Given that `sqrt(2)` is a zero of the cubic polynomial `6x^3 + sqrt(2)x^2 - 10x - 4sqrt(2)`, find its other two zeroes.

Answer 1

Given, `sqrt(2)` is one of the zero of the cubic polynomial.

Then, `(x - sqrt(2))` is one of the factor of the given polynomial p(x) = `6x^3 + sqrt(2)x^2 - 10x - 4sqrt(2)`.

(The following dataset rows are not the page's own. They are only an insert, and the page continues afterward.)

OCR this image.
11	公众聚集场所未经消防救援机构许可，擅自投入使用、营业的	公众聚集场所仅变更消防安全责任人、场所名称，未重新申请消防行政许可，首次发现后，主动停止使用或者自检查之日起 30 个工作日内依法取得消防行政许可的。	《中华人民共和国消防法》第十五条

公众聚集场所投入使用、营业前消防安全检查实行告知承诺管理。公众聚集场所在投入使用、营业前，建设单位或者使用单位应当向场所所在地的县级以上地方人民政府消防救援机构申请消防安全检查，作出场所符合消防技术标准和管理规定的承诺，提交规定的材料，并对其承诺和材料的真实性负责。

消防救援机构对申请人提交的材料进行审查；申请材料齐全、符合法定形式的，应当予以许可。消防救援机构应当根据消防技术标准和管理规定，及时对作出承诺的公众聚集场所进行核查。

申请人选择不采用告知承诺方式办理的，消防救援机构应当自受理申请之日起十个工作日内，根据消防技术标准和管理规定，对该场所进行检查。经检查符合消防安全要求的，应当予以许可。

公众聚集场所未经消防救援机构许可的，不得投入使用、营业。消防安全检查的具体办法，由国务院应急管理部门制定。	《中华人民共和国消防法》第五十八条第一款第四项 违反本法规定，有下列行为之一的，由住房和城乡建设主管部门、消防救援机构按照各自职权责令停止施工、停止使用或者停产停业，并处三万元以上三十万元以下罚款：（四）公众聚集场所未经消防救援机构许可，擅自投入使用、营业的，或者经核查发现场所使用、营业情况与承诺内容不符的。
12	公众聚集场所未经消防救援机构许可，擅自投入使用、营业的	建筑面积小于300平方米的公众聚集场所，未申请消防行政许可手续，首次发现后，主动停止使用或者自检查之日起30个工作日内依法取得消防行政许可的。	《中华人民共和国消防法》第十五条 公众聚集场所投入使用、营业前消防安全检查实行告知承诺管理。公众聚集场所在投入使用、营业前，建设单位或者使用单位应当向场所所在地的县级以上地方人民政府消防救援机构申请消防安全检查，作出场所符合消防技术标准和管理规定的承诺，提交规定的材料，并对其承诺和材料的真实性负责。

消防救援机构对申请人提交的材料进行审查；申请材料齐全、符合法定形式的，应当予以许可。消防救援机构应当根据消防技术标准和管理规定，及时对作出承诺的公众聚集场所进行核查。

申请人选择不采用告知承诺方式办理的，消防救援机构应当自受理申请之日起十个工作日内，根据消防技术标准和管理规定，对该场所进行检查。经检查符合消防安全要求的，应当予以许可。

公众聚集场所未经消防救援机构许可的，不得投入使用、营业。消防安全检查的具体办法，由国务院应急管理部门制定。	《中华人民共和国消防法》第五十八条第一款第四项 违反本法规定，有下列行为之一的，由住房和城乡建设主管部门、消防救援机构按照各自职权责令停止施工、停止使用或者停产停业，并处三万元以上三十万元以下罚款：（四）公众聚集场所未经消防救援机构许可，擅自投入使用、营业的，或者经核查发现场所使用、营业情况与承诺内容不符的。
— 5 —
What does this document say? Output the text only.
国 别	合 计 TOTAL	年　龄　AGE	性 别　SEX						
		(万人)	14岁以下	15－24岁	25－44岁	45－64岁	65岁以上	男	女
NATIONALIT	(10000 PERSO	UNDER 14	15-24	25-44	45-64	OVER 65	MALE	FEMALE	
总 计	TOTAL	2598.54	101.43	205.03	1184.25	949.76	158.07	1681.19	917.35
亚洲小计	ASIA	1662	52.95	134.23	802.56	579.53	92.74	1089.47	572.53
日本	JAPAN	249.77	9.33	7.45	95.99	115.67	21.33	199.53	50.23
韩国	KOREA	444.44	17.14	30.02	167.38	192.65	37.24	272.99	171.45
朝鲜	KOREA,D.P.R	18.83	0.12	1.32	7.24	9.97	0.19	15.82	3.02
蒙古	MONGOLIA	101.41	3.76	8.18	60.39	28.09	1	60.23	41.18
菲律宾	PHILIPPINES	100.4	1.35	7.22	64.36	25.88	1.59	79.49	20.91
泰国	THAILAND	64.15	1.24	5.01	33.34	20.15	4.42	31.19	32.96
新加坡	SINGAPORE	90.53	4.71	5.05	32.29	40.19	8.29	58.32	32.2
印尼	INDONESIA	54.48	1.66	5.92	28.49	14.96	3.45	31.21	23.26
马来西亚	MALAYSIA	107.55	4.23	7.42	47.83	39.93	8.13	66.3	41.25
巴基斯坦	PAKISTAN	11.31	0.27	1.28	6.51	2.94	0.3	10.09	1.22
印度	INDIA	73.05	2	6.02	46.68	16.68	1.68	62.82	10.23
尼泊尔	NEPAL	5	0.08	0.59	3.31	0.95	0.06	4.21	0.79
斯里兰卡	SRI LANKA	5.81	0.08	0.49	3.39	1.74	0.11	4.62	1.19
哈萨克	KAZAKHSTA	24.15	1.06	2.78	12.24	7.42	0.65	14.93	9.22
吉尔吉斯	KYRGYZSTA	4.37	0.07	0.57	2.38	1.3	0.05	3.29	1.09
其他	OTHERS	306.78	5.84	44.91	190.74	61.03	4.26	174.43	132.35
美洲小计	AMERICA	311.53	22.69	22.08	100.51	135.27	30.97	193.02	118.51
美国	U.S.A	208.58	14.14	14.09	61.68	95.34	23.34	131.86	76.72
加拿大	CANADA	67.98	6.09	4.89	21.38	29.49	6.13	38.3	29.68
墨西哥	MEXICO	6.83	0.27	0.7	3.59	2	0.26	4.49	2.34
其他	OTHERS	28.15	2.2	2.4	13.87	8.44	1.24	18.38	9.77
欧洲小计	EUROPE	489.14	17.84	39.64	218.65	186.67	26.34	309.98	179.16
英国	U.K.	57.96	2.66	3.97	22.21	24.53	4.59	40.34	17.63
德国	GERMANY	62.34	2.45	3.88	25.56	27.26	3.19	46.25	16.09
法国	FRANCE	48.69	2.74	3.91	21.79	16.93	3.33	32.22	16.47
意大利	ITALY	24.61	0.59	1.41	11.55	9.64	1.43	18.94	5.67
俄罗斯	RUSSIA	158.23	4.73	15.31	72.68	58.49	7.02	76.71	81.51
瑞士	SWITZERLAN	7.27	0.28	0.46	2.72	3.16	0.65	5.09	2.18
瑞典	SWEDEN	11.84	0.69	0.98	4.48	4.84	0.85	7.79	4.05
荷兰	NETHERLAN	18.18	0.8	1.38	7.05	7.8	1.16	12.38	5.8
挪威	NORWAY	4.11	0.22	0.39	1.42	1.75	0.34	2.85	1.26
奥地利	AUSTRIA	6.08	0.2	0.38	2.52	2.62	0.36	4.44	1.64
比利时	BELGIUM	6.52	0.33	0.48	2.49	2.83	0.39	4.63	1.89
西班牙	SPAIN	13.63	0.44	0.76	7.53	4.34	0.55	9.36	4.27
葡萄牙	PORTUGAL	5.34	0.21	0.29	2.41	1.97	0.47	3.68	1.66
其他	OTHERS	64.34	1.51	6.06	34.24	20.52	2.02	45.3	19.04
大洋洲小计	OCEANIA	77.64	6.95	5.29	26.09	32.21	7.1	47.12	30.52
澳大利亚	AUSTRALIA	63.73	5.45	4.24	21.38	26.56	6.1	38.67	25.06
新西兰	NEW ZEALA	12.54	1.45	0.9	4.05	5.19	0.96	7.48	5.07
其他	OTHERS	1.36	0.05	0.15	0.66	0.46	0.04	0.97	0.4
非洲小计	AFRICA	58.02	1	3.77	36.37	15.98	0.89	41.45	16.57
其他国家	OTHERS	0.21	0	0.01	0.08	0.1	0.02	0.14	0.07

So, by dividing p(x) by `x - sqrt(2)`

                   `6x^2 + 7sqrt(2)x + 4`
`(x - sqrt(2))")"overline(6x^3 + sqrt(2)x^2 - 10x - 4sqrt(2))`
                    `6x^3 - 6sqrt(2)x^2`
                     –     +                                   
                               `7sqrt(2)x^2 - 10x - 4sqrt(2)`
                               `7sqrt(2)x^2 - 14x`
                               –      +                 
                                        `4x - 4sqrt(2)`
                                        `4x - 4sqrt(2)`   
                                                           
                                               0

`6x^3 + sqrt(2)x^2 - 10x - 4sqrt(2) = (x - sqrt(2)) (6x^2 + 7sqrt(2)x + 4)`

By splitting the middle term,

We get,

`(x - sqrt(2)) (6x^2 + 4sqrt(2)x + 3sqrt(2)x + 4)`

= `(x - sqrt(2)) [2x(3x + 2sqrt(2)) + sqrt(2)(3x + 2sqrt(2))]`

= `(x - sqrt(2)) (2x + sqrt(2)) (3x + 2sqrt(2))`

To get the zeroes of p(x),

Substitute p(x) = 0

`(x - sqrt(2)) (2x + sqrt(2)) (3x + 2sqrt(2))` = 0

`x = sqrt(2) , x = -sqrt(2)/2, x = (-2sqrt(2))/3`

Hence, the other two zeroes of p(x) are `-sqrt(2)/2` and `(-2sqrt(2))/3`.